Thursday, August 10, 2023

Meteorological Contributors to the Maui Fires

At least 36 people have been killed by tragic wildfires on Maui.  The NASA/USFS Fire Information Resource Management System shows fires/hotspots around Lahaina and over interior Maui.  

Prior to this event, the National Weather Service was well aware of the potential for strong and damaging trade winds, as evident in the forecast discussion below from 3:53 PM HST Monday August 7.   

They had also issued a red-flag warning for leeward (west) areas on the islands due to low humidity and strong winds with gusts over 60mph.  It was noted that any fires would "spread rapidly."  

I could not find any observations from the Lahaina area through my usual channels.  Instead, I will use data from the Kealia Pond National Wildlife Refuge with is about 20 km to the southeast (and south of the high terrain immediately east of Lahaina.  This difference could be very important as the topography of the Hawaiian Islands has highly localized impacts on airflows.  That said, if we look at a 7-day time series from this location, we see dramatic and important changes occurring on the 7th and 8th.  

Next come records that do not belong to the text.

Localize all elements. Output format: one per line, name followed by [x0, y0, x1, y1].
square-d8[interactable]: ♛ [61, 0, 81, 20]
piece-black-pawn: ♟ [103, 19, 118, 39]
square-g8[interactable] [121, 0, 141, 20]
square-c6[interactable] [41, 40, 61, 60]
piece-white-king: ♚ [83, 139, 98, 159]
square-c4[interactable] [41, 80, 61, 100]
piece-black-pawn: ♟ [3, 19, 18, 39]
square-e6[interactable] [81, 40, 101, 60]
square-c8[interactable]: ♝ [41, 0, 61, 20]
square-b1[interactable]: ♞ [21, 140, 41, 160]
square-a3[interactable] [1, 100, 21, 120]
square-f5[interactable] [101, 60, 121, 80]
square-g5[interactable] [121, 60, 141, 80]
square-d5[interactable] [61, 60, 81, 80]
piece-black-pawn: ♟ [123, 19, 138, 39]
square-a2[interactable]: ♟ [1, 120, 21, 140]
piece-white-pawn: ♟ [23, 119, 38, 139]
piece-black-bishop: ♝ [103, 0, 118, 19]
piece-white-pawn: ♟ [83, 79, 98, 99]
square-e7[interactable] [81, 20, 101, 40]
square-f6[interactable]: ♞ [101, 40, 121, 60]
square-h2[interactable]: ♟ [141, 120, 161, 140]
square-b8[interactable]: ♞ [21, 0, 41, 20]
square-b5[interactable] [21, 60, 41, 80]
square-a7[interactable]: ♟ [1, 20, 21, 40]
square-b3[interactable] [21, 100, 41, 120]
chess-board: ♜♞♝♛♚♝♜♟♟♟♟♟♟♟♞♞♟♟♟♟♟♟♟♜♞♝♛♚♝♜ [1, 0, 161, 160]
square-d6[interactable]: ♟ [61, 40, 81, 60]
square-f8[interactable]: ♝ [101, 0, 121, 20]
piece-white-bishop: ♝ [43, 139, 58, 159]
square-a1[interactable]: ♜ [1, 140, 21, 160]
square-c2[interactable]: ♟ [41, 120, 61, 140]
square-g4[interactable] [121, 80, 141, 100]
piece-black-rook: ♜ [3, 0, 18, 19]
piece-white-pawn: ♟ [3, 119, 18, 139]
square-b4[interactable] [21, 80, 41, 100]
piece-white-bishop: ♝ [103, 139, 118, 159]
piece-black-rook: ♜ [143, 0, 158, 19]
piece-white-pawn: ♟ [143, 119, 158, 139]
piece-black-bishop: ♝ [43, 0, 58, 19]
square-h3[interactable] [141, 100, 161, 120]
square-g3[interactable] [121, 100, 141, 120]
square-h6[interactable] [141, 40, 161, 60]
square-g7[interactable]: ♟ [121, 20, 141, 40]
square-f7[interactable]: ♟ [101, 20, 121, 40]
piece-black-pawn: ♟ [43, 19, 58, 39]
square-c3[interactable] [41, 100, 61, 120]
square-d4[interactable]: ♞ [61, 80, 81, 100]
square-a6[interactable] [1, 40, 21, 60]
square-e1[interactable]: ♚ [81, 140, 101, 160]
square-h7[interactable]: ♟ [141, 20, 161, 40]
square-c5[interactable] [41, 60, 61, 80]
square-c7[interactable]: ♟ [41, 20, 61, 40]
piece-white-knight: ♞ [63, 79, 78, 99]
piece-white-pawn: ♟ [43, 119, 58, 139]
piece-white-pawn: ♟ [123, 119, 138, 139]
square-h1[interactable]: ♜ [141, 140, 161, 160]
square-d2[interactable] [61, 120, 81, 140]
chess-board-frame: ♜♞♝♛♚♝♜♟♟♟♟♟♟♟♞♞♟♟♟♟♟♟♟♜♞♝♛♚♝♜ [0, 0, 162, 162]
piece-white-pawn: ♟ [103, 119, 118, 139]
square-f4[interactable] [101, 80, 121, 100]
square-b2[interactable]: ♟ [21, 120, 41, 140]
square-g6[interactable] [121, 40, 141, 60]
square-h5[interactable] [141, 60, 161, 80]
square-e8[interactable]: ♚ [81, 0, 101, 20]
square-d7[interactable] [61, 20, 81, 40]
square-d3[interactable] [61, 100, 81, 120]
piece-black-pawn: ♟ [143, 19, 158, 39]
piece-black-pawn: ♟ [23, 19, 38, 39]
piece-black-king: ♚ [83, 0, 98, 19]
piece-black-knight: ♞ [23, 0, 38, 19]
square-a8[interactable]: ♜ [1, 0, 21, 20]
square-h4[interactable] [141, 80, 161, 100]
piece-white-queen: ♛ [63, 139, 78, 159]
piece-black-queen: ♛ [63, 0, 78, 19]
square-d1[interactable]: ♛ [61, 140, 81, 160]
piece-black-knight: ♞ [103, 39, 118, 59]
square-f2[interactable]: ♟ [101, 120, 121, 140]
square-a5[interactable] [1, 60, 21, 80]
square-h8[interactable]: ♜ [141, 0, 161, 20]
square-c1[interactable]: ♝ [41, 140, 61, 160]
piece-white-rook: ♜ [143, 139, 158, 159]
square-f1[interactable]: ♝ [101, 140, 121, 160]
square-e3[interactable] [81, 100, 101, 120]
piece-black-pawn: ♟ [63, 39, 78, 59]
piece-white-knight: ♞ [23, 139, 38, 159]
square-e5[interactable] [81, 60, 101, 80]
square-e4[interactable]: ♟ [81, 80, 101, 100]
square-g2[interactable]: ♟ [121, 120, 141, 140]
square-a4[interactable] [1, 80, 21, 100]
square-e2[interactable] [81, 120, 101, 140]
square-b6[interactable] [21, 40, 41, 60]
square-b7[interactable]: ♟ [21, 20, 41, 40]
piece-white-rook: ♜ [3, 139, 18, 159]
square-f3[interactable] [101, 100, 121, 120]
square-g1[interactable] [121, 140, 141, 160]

Prior to the 7th, temperatures were generally reaching or just below 90°F each afternoon.  Dewpoints were between 60 and 70°F.  Winds would pick up each afternoon, with gusts peaking at about 30 mph.  

On the 7th, temperatures reached 95°F and afternoon winds gusted to as high as 37 mph.  Gusts over 25 mph continued overnight.  During the day on the 8th when the wildfires broke out and spread rapidly, temperatures once again climbed to 95°F, but the dewpoint also dropped to 55°F.  Wind gusts reached 53 mph shortly after noon HST.  

Media reports have mentioned Hurricane Dora.  Dora Passes well to the south of the islands, but it may have important indirect effects.  The analysis below shows the heights (black contours), wind speeds (color contours in meters per second), and winds (full barb = 5 m/s or 10 knots) at 925 mb in the days leading up to the event (the last analysis if 1800 UTC 8 August).  As Dora moves westward, the subtropical high to the north also strengthens and moves westward.  This greatly enhances the easterly trade wind flow approaching Hawaii.  

The GFS poorly resolves the Hawaiian Islands, but the topography of those islands, as discussed in the above NWS discussion, can strongly affect local airflows.  Strong winds at Kealia Pond National Wildlife Refuge likely reflected gap flows between the two primary peaks of Maui.  Numerical simulations may be needed to tease out what happened at Lahaina.

1 comment:

  1. Much of the West side of Maui has been under pretty bad drought with even water restrictions in place. This wildfire spread quite rapidly over the Western Mountains and Upcountry (Kula), then went downslope with the winds and incinerated Lahaina.

    It looks like the nonnative ornamental grasses over former agricultural areas + long-term drought + perfect atmospheric conditions with the hurricane passing to the south = this terrible disaster, perhaps one of the worst in Hawaii's history.

    One other thing, 95 is very hot for Maui, as their record high is 97. It's becoming more commonplace for these very warm temperatures, which just further serves to dry out the vegetation.